Я и в Москве сейчас, бывает, покупаю на рынке соленья у девушки-кореянки, и если она таким правильным ученическим говорком говорит мне: „попробуйте капустку, эта чуть-чуть острее, зато вот эта нежнее…“ — я понимаю, что она из наших корейцев и спрашиваю:
— Вы из Ташкента?
— Откуда вы узнали?! — и я улыбаюсь в ответ и говорю:
— Язык…
Нет, я не за то, чтобы вот так взять и похерить все хорошее, что было… Я и не спорю — было! Точно так же, как в любом детстве, в любом городе… Взять этих ребят, греков, среди которых я вырос… Родители этих мальчишек и девчонок были бывшие партизаны, коммунисты, воевавшие с немцами. У нас появились, когда там к власти пришла реакционная клика, ну, и Сталин их принял, как политических беженцев…
Мы вместе росли, на праздники веселились вместе — громкая музыка, национальные танцы, костюмы… Запахи жареного мяса — на пустыре за домом крутили на вертеле целого барана… В будни тоже из окон неслась какая-нибудь мелодия с заезженной пластинки Теодоракиса или Хадзидакиса.
Старики их сидели во дворах и играли в нарды. Причем нарды были диковинными, расписанными разноцветными конусами — я тогда ничегошеньки в этом не понимал, но за игрой наблюдал завороженно…
Ну, и конечно, то, что мы вместе пережили то всенародное землетрясение… Кстати, историю в школе нам преподавала суровая такая тетка по фамилии Колено. Говорила: „Учите предмет по учебнику истории ВКП(б) 46-го года. Замените, — говорила, — Сталина на партию и народ, и учите, — хороший учебник“… Так вот, когда грохнуло землетрясение и директор запретил ученикам выезжать в центр города, историчка вошла в класс и сказала: „Немедленно идите в центр города, и смотрите, смотрите! Вы потом всю жизнь не простите себе, если не пойдете!“.
Да, так наши греки… Когда в середине семидесятых в Греции восторжествовала демократия, они все постепенно стали возвращаться домой… Взрослые, конечно, радовались, а вот дети… дети, которые родились в Ташкенте и выросли там… вот их-то души и резали по живому…

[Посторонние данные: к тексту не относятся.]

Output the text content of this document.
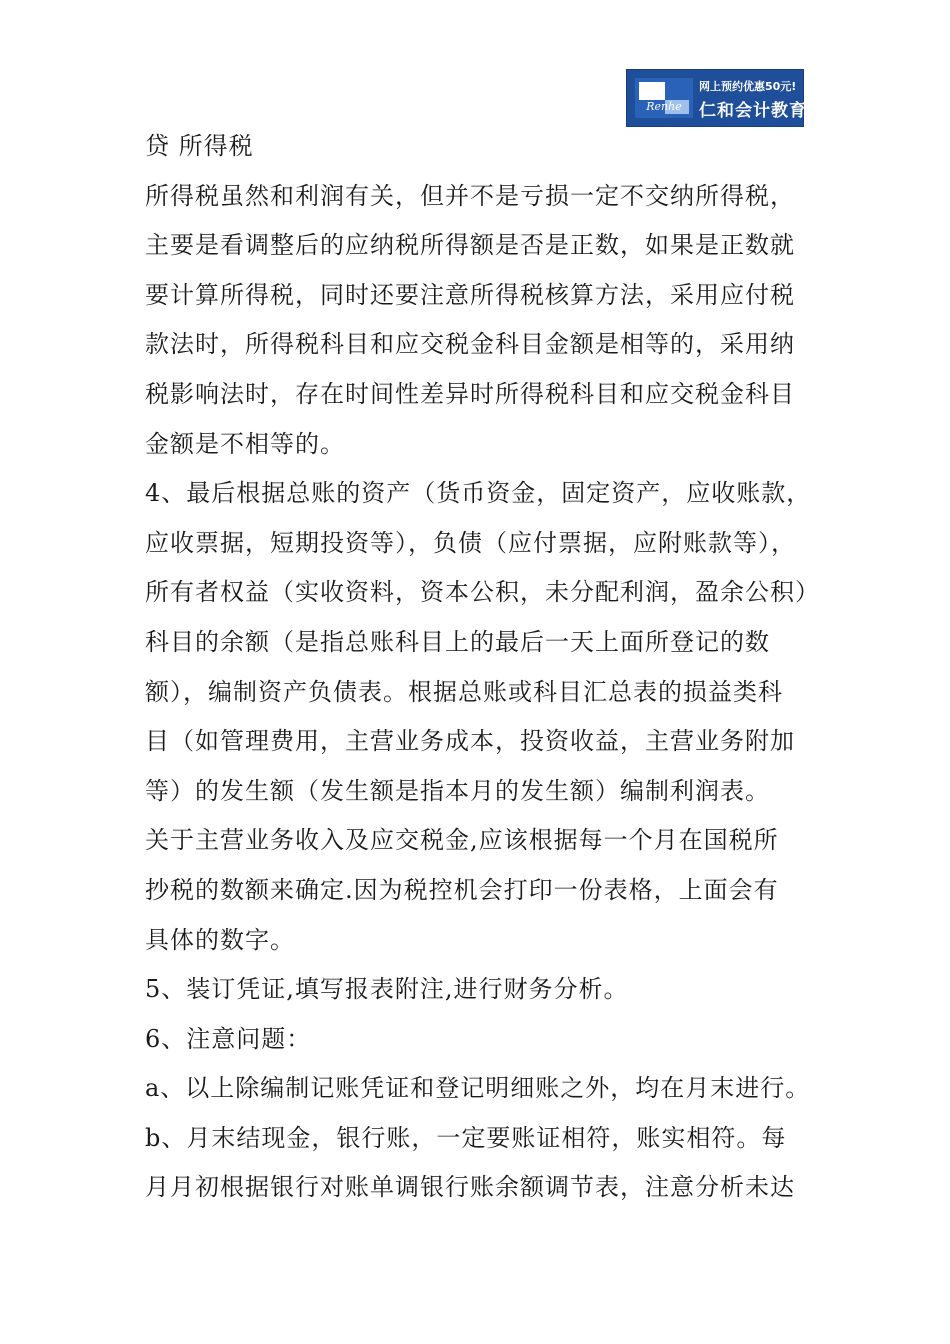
Renhe
网上预约优惠50元!
仁和会计教育
贷 所得税
所得税虽然和利润有关，但并不是亏损一定不交纳所得税，
主要是看调整后的应纳税所得额是否是正数，如果是正数就
要计算所得税，同时还要注意所得税核算方法，采用应付税
款法时，所得税科目和应交税金科目金额是相等的，采用纳
税影响法时，存在时间性差异时所得税科目和应交税金科目
金额是不相等的。
4、最后根据总账的资产（货币资金，固定资产，应收账款，
应收票据，短期投资等），负债（应付票据，应附账款等），
所有者权益（实收资料，资本公积，未分配利润，盈余公积）
科目的余额（是指总账科目上的最后一天上面所登记的数
额），编制资产负债表。根据总账或科目汇总表的损益类科
目（如管理费用，主营业务成本，投资收益，主营业务附加
等）的发生额（发生额是指本月的发生额）编制利润表。
关于主营业务收入及应交税金,应该根据每一个月在国税所
抄税的数额来确定.因为税控机会打印一份表格，上面会有
具体的数字。
5、装订凭证,填写报表附注,进行财务分析。
6、注意问题：
a、以上除编制记账凭证和登记明细账之外，均在月末进行。
b、月末结现金，银行账，一定要账证相符，账实相符。每
月月初根据银行对账单调银行账余额调节表，注意分析未达
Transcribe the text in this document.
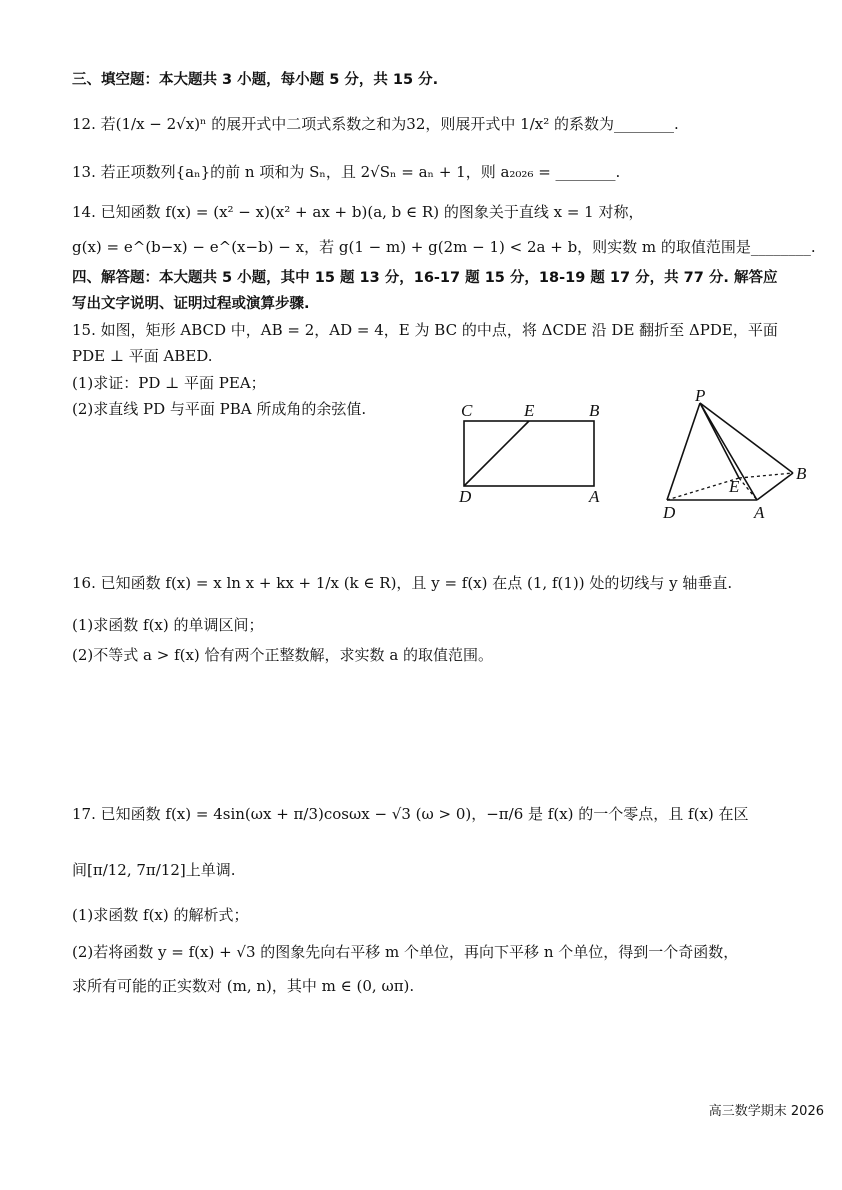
三、填空题：本大题共 3 小题，每小题 5 分，共 15 分.
12. 若(1/x − 2√x)ⁿ 的展开式中二项式系数之和为32，则展开式中 1/x² 的系数为________.
13. 若正项数列{aₙ}的前 n 项和为 Sₙ，且 2√Sₙ = aₙ + 1，则 a₂₀₂₆ = ________.
14. 已知函数 f(x) = (x² − x)(x² + ax + b)(a, b ∈ R) 的图象关于直线 x = 1 对称，
g(x) = e^(b−x) − e^(x−b) − x，若 g(1 − m) + g(2m − 1) < 2a + b，则实数 m 的取值范围是________.
四、解答题：本大题共 5 小题，其中 15 题 13 分，16-17 题 15 分，18-19 题 17 分，共 77 分. 解答应
写出文字说明、证明过程或演算步骤.
15. 如图，矩形 ABCD 中，AB = 2，AD = 4，E 为 BC 的中点，将 ΔCDE 沿 DE 翻折至 ΔPDE，平面
PDE ⊥ 平面 ABED.
(1)求证：PD ⊥ 平面 PEA；
(2)求直线 PD 与平面 PBA 所成角的余弦值.	C	E	B
D	A
P
B
E
D	A
16. 已知函数 f(x) = x ln x + kx + 1/x (k ∈ R)，且 y = f(x) 在点 (1, f(1)) 处的切线与 y 轴垂直.
(1)求函数 f(x) 的单调区间；
(2)不等式 a > f(x) 恰有两个正整数解，求实数 a 的取值范围。
17. 已知函数 f(x) = 4sin(ωx + π/3)cosωx − √3 (ω > 0)，−π/6 是 f(x) 的一个零点，且 f(x) 在区
间[π/12, 7π/12]上单调.
(1)求函数 f(x) 的解析式；
(2)若将函数 y = f(x) + √3 的图象先向右平移 m 个单位，再向下平移 n 个单位，得到一个奇函数，
求所有可能的正实数对 (m, n)，其中 m ∈ (0, ωπ).
高三数学期末 2026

Нет, спорить не буду: когда кто-то при мне произносит имя „Ташкент“… я виду-то не подаю, но в памяти моей возникает гул проснувшихся горлинок за окном. Помните этих, нежно-фиолетовых, словно с византийских мозаик сошедших, птичек? У бабушки окно выходило в сад, и на каникулах я просыпался под их воркотливый говорок… А поездил я немало, в каких только странах, в каких домах, на курортах, отелях-мотелях не просыпался… — нигде не слышал рассветный такой гурлеж, каким полоскали горлышки ташкентские горлинки… Я, когда устаю и долго заснуть не могу, пытаюсь вызвать в слуховой памяти этот баюкающий безмятежный звук… и если удается, — если, говорю, удается! — то засыпаю тогда как младенец…»
32
В середине девяностых я встретила ее в Иерусалиме.
К тому времени не только ташкентская, но и московская жизнь осталась за такими крутыми облаками, что я обомлела, и даже не поверила себе, когда прочитала ее имя на иврите, в афише Музея Израиля; она привозила небольшую выставку своих офортов.